21 febrero 2008


Dos sencillas claves

El otro día leí un cuento de mi hija de 11 años: Palabras de Caramelo, de Gonzalo Moure . Una historia sobre un niño saharaui y su camello. Este escritor cuenta que ama a ese pueblo, pero sobre todo a sus niños. Y da dos razones: son alegres, aunque no tienen nada, y sienten un profundo respeto por el mundo de sus mayores. En nuestra sociedad enferma, los niños no son alegres aunque lo tienen todo y tampoco pueden sentir respeto por el mundo de sus mayores, porque nosotros no podemos trasmitirles el respeto por una sociedad que no nos gusta.

17 febrero 2008


Tempus fugit Tempus fugit

Esa sencilla frase encierra la esencia de este mundo: el tiempo pasa, huye, nada queda, todo cambia. El cambio anida en lo más íntimo del alma de este universo. El río fluye y nunca vuelve a ser el mismo para el filósofo griego. El “tao”, principal protagonista para la doctrina taoísta, es, fundamentalmente, el propio cambio; el ser último, sin nombre, que explica todo lo demás; el aliento que empuja los contrarios… Y así, nos sorprendemos hablando de algo etéreo, intangible, filosofía o pensamiento puro. Pero lo extraño es que a todo esto, también se llega haciendo física: física, la ciencia más pura y exacta. Porque la física moderna nos enseña que el reposo no existe; que cualquier mole de miles de kilos, aparentemente quieta, está formada por miles de millones de átomos y partículas subatómicas moviéndose en una carrera frenética, que parece huir de la “quietud”, sin ningún fin aparente. Los átomos nunca están quietos, se encuentran siempre vibrando, incluso en el cero absoluto, a 273º C bajo cero.
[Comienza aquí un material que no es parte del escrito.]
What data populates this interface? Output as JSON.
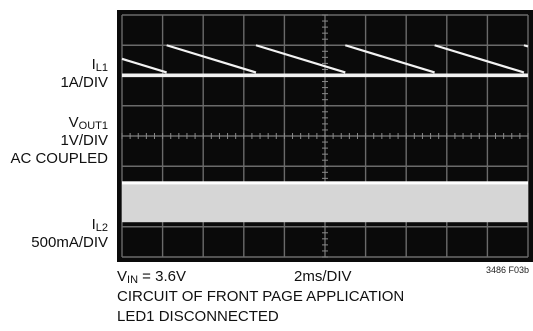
{
  "labels": {
    "il1": {
      "name": "I",
      "sub": "L1",
      "scale": "1A/DIV"
    },
    "vout1": {
      "name": "V",
      "sub": "OUT1",
      "scale": "1V/DIV",
      "coupling": "AC COUPLED"
    },
    "il2": {
      "name": "I",
      "sub": "L2",
      "scale": "500mA/DIV"
    }
  },
  "footer": {
    "vin_name": "V",
    "vin_sub": "IN",
    "vin_value": " = 3.6V",
    "timebase": "2ms/DIV",
    "line2": "CIRCUIT OF FRONT PAGE APPLICATION",
    "line3": "LED1 DISCONNECTED",
    "figure_id": "3486 F03b"
  },
  "chart_data": {
    "type": "line",
    "grid": true,
    "divisions": {
      "x": 10,
      "y": 8
    },
    "series": [
      {
        "trace": "il1",
        "shape": "flat",
        "level_div": 2.0,
        "thickness_div": 0.06
      },
      {
        "trace": "vout1",
        "shape": "sawtooth",
        "start_div": 1.0,
        "end_div": 1.9,
        "period_div": 2.2,
        "phase_div": 1.1
      },
      {
        "trace": "il2",
        "shape": "band",
        "top_div": 5.5,
        "bottom_div": 6.85
      }
    ]
  }
}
Es, por tanto, muy posible que el cambio continuo que observamos en nuestro mundo, sea consecuencia del movimiento sin fin de la materia. Algo la obliga a moverse y a vibrar sin descanso, y ese trajín aflora, antes o después, en nuestra dimensión cotidiana. Es inútil intentar abrazarse – para tener o retener – a un tiempo o a un lugar; a unas personas o a unas cosas, que van a pasar indefectiblemente. Podemos y debemos querer, amar pero nuestra querencia, si es sabia como la propia vida, estará impregnada del profundo perfume de la fugacidad, que lo acompaña todo y le da su verdadera dimensión.